Segundo dados do Disque 100, o Maranhão registrou em 2024 um aumento de 300% no número de denúncias de crimes de racismo e injúria racial: de 19 casos em 2023 para 76 no ano seguinte. No Brasil, o crescimento foi de 103,82%, passando de 3.191 casos em 2023 para 6.504 em 2024. Esses números evidenciam que o racismo não é um problema isolado, mas estrutural — e reforçam a importância de decisões judiciais que tratam o tema com a devida gravidade.
A advogada Lígia Regina Santos Ferreira, assessora jurídica do Projeto Vida de Negro (PVN) do Centro de Cultura Negra do Maranhão, avaliou a decisão como um marco no enfrentamento ao racismo: “Essa decisão reafirma que ofensas baseadas em raça ou cor não serão toleradas e que o sistema de justiça está atento à gravidade dessas condutas. O principal desafio foi evitar que a ofensa fosse tratada como um simples desentendimento. Demonstramos, com base na lei e na jurisprudência, que a expressão usada tinha caráter discriminatório e visava atingir a dignidade da vítima. Essa vitória mostra que denunciar é um ato de coragem e que a Justiça pode, sim, ser instrumento de reparação e transformação social.”
O Maranhão registrou um aumento de 300% no número de denúncias de crimes de racismo e injúria racial em 2024, segundo dados do Disque 100, plataforma do Governo Federal que recebe denúncias de violações dos direitos humanos. O número de denúncias no estado saltou de 19 para 76 em apenas um ano. No mesmo período, o aumento no Brasil foi de 103,82%, passando de 3.191 casos em 2023 para 6.504 em 2024. Esses números evidenciam que o racismo no Maranhão não é um problema isolado, mas estrutural, e reforçam a importância de decisões judiciais que reconhecem a gravidade dessas ofensas e garantem justiça às vítimas.
O Centro de Cultura Negra do Maranhão (CCN) esteve presente e atuante neste processo. Essa participação reafirma a importância da militância negra organizada na promoção da justiça e na proteção da dignidade do povo negro. O recado é direto: “O racismo é crime. Essa vitória judicial é também uma vitória política e cultural, pois reconhece o valor da identidade negra e a importância de espaços de resistência como o CCN. Para a sociedade, o chamado é claro: respeitem nossas histórias, nossos corpos e nossas vozes. Para o sistema de justiça, fica a responsabilidade de que essa decisão não seja exceção, mas parte de uma prática institucional comprometida com a equidade racial e a dignidade humana.”

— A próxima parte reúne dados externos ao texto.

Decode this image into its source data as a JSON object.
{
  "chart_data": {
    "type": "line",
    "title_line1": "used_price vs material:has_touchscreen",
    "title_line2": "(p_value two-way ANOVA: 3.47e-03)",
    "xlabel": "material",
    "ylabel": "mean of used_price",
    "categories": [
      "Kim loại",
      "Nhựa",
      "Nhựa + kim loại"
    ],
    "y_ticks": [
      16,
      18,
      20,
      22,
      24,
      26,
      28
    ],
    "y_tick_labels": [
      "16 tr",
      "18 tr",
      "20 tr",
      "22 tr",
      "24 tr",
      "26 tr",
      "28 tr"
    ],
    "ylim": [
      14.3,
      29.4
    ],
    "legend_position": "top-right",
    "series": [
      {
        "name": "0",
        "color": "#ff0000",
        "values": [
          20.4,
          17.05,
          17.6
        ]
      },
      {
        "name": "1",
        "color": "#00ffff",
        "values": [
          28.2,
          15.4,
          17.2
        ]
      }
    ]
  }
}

Uma vitória, mas a luta é longa
A sentença é mais que uma resposta individual: é a confirmação de que o sistema de justiça deve estar a serviço da igualdade e do respeito. Mas também é um lembrete de que a luta contra o racismo é diária, estrutural e persistente. Casos como o de Poliana se repetem em diferentes espaços — no trabalho, na escola, na rua. Cada condenação é uma vitória, mas também um chamado para que a sociedade não se cale. Seguiremos firmes, ancestrais na memória e presentes na resistência, para que nenhuma ofensa contra a nossa identidade negra fique impune.